If the answer is not in the context, say you don't know.
Context:
{context_block}
Question: {question}
Answer:
""")
out = ollama_complete(MODEL, prompt)
return out, list(sources)
def main():
if len(sys.argv) < 2:
print("Usage: python rag.py \"your question here\"")
return
ensure_ingested()
q = sys.argv[1]
ans, srcs = answer(q)
print("\n--- Answer ---\n")
print(ans.strip())
if srcs:
print("\n--- Sources ---")
for s in srcs:
print("-", s)
if __name__ == "__main__":
main()
- Run it:
source .venv-rag/bin/activate
ollama pull llama3
python rag.py "What are the key points from our design doc?"
After the first run (which downloads the LLM and the embedding model), you can disconnect from the internet. Everything else is local.
5) Bonus: Offline OCR with Tesseract
Turn scans or screenshots into text completely offline.
Install Tesseract:
- Debian/Ubuntu (apt):
sudo apt install -y tesseract-ocr- Fedora/RHEL (dnf):
sudo dnf install -y tesseract- openSUSE (zypper):
sudo zypper install -y tesseractMinimal Python wrapper:
python3 -m venv .venv-ocr
source .venv-ocr/bin/activate
pip install pillow pytesseract
python - <<'PY'
from PIL import Image
import pytesseract
img = Image.open("scan.png")
print(pytesseract.image_to_string(img))
PY
Tip: Install language packs for better non-English OCR (package names vary by distro, e.g., tesseract-ocr-deu, tesseract-langpack-…).
Performance and troubleshooting tips
Start small: Use 3B–8B LLMs with Q4 quantization for laptops.
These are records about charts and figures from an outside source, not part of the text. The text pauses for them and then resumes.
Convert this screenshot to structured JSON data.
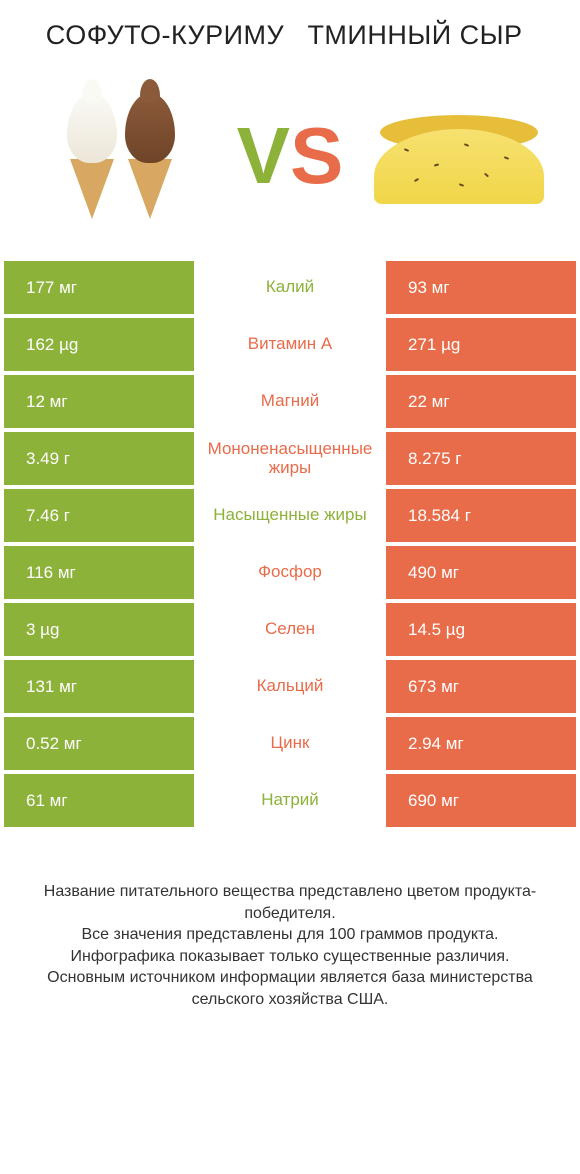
{
  "colors": {
    "left": "#8cb23a",
    "right": "#e86b4a",
    "vs_v": "#8cb23a",
    "vs_s": "#e86b4a",
    "background": "#ffffff",
    "text": "#222222"
  },
  "header": {
    "left_title": "СОФУТО-КУРИМУ",
    "right_title": "ТМИННЫЙ СЫР"
  },
  "vs": {
    "v": "V",
    "s": "S"
  },
  "rows": [
    {
      "left": "177 мг",
      "label": "Калий",
      "right": "93 мг",
      "winner": "left"
    },
    {
      "left": "162 µg",
      "label": "Витамин A",
      "right": "271 µg",
      "winner": "right"
    },
    {
      "left": "12 мг",
      "label": "Магний",
      "right": "22 мг",
      "winner": "right"
    },
    {
      "left": "3.49 г",
      "label": "Мононенасыщенные жиры",
      "right": "8.275 г",
      "winner": "right"
    },
    {
      "left": "7.46 г",
      "label": "Насыщенные жиры",
      "right": "18.584 г",
      "winner": "left"
    },
    {
      "left": "116 мг",
      "label": "Фосфор",
      "right": "490 мг",
      "winner": "right"
    },
    {
      "left": "3 µg",
      "label": "Селен",
      "right": "14.5 µg",
      "winner": "right"
    },
    {
      "left": "131 мг",
      "label": "Кальций",
      "right": "673 мг",
      "winner": "right"
    },
    {
      "left": "0.52 мг",
      "label": "Цинк",
      "right": "2.94 мг",
      "winner": "right"
    },
    {
      "left": "61 мг",
      "label": "Натрий",
      "right": "690 мг",
      "winner": "left"
    }
  ],
  "footnotes": [
    "Название питательного вещества представлено цветом продукта-победителя.",
    "Все значения представлены для 100 граммов продукта.",
    "Инфографика показывает только существенные различия.",
    "Основным источником информации является база министерства сельского хозяйства США."
  ]
}
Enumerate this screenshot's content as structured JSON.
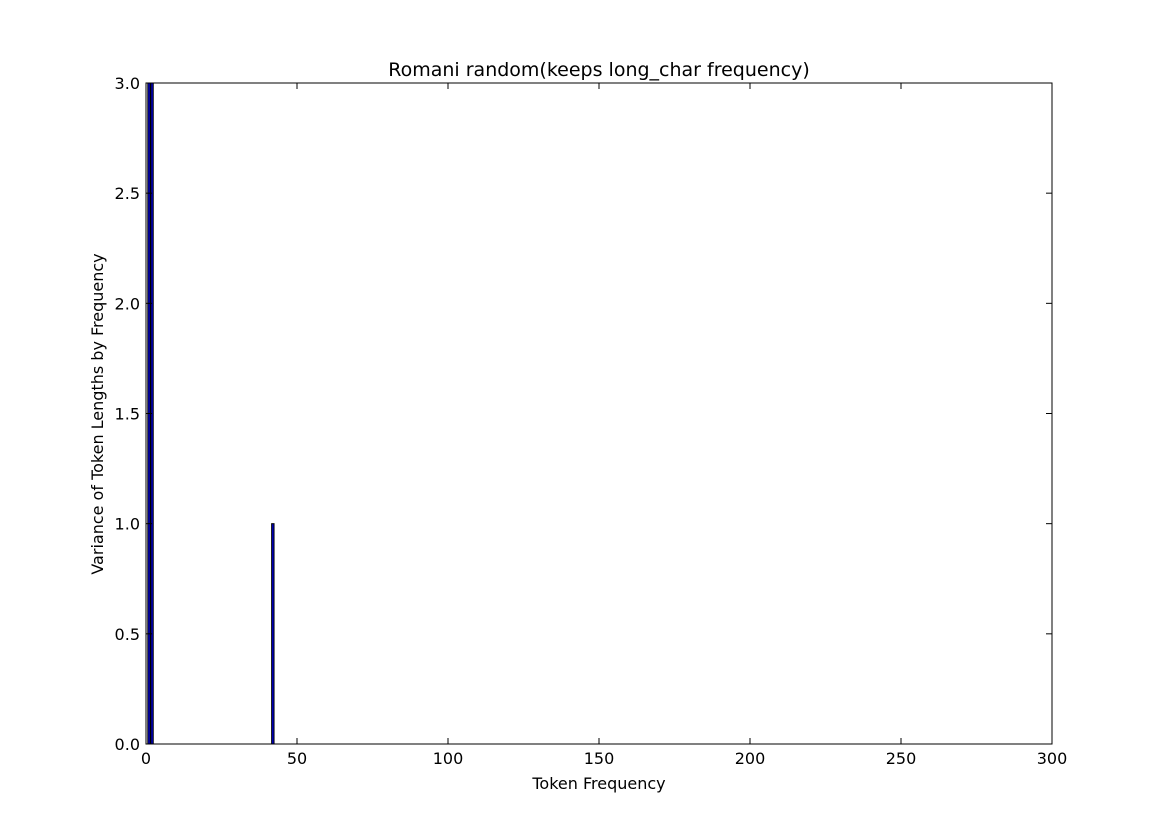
{
  "chart_data": {
    "type": "bar",
    "title": "Romani random(keeps long_char frequency)",
    "xlabel": "Token Frequency",
    "ylabel": "Variance of Token Lengths by Frequency",
    "xlim": [
      0,
      300
    ],
    "ylim": [
      0.0,
      3.0
    ],
    "xticks": [
      "0",
      "50",
      "100",
      "150",
      "200",
      "250",
      "300"
    ],
    "yticks": [
      "0.0",
      "0.5",
      "1.0",
      "1.5",
      "2.0",
      "2.5",
      "3.0"
    ],
    "grid": false,
    "bar_color": "#0000cc",
    "bar_edge": "#000000",
    "bar_width": 0.8,
    "bars": [
      {
        "x": 1,
        "value": 3.0
      },
      {
        "x": 2,
        "value": 3.0
      },
      {
        "x": 42,
        "value": 1.0
      }
    ]
  }
}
Upgrade if you have more RAM.
Use CPU first: Everything above works CPU-only. Add GPU acceleration later for speed.
Memory: If you hit OOM, lower context size or pick a smaller model.
Verify offline: After first downloads, disable networking and re-run your commands.
Keep models organized: Store GGUF models under
~/models, embeddings DBs under project folders.
Conclusion and next steps
You now have a private, offline AI toolkit on Linux:
Local LLM with Ollama (or llama.cpp) for chat and generation.
Whisper.cpp for fast offline transcription.
A minimal RAG stack to query your own documents.
Optional OCR with Tesseract.
Next steps:
Automate workflows with Bash scripts and cron (e.g., daily transcript processing).
Explore different models in Ollama (code, math, multilingual).
Add a simple TUI or web front-end, or extend the RAG script with better chunking and citations.
Consider GPU acceleration when you’re ready for more speed.
Your data. Your machine. Your AI. Go build something useful—offline.